Krzysztof Olech urodził się tuż po wojnie, 24 września 1946 roku w Tczewie. Studiował na Uniwersytecie Gdańskim matematykę, ale zawsze żywo interesował się astronomią. Był członkiem gdańskiego oddziału PTMA i bakcylem astronomicznym zaraził swojego syna Arkadiusza (Czytelnicy dobrze go znają jako aktywnego „uranijnego” autora). Pana Olecha poznałam w 1989 r. na zakończeniu obozu dla miłośników astronomii we Fromborku. W spożywczych sklepach był wtedy tylko ocet i mąka, dorastająca młodzież dostawała w obozowej stołówce czarny salceson z białymi latami tłuszczu pieszczotliwie nazywany „lastriko”. Sądzę, że uczestnicy obozu często bywali głodni.

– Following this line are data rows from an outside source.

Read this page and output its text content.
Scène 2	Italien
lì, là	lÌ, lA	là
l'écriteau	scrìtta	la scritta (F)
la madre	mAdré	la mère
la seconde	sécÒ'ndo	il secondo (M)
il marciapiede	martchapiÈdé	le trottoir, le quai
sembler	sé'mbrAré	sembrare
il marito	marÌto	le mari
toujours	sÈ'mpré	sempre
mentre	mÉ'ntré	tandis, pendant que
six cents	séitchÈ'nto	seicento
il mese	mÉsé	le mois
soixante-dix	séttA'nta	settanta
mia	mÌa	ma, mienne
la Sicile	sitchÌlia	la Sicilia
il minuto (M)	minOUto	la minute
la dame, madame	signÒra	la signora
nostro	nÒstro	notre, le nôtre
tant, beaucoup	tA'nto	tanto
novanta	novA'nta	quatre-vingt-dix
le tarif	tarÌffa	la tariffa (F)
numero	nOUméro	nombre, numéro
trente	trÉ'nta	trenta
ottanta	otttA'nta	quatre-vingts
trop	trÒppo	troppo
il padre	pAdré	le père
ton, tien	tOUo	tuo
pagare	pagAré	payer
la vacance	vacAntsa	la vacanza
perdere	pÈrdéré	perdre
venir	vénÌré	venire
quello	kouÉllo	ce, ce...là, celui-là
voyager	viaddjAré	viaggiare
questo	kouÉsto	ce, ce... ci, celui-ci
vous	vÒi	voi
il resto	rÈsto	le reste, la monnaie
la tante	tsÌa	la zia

Na zakończenie kilkoro rodziców przyjechało po swoje dzieci — pamiętam tylko jednego.
Pan Olech przyjechał nyską, w której przywiózł mnóstwo... chleba, kiełbasy i oranżady.
Starczyło dla całego obozu na pożegnalne ognisko, które paliło się do rana, a bractwo nadrabiało zaległości wyżywieniowe.
Sympatyczny był nie tylko fakt zafundowania nam „pożegnalnej kolacji”, ale naturalność z jaką to wszystko się odbyło i wyczucie, że akurat chleb i kiełbasa a nie np. lody z kremem były dzieciakom wtedy potrzebne. Myślę, że ten właśnie gest dobrze charakteryzuje postać Krzysztofa Olecha - gdy mógł pomóc robił to chętnie i bez fanfar (np. pomagał finansowo Sekcji Obserwacji Komet, w trudnych czasach wspomógł wydawanie Uranii). Tak właśnie się dzieje w dobrze rozumiejącej się rodzinie.
I dlatego właśnie, gdy dowiedziałam się, że zmarł poczułam się jak po stracie kogoś autentycznie bliskiego. Od lat wiedział, że jest ciężko chory, ale wydawało się, że nauczył się z tym żyć i nie zagraża mu bezpośrednio niebezpieczeństwo. Okazało się jednak inaczej - Krzysztof Olech zmarł nagle 1 września 1994 r. Gdy więc mówi się, że miłośnicy astronomii stanowią jedną wielką rodzinę, coraz częściej się przekonuję, że nie jest to stwierdzenie gołosłowne.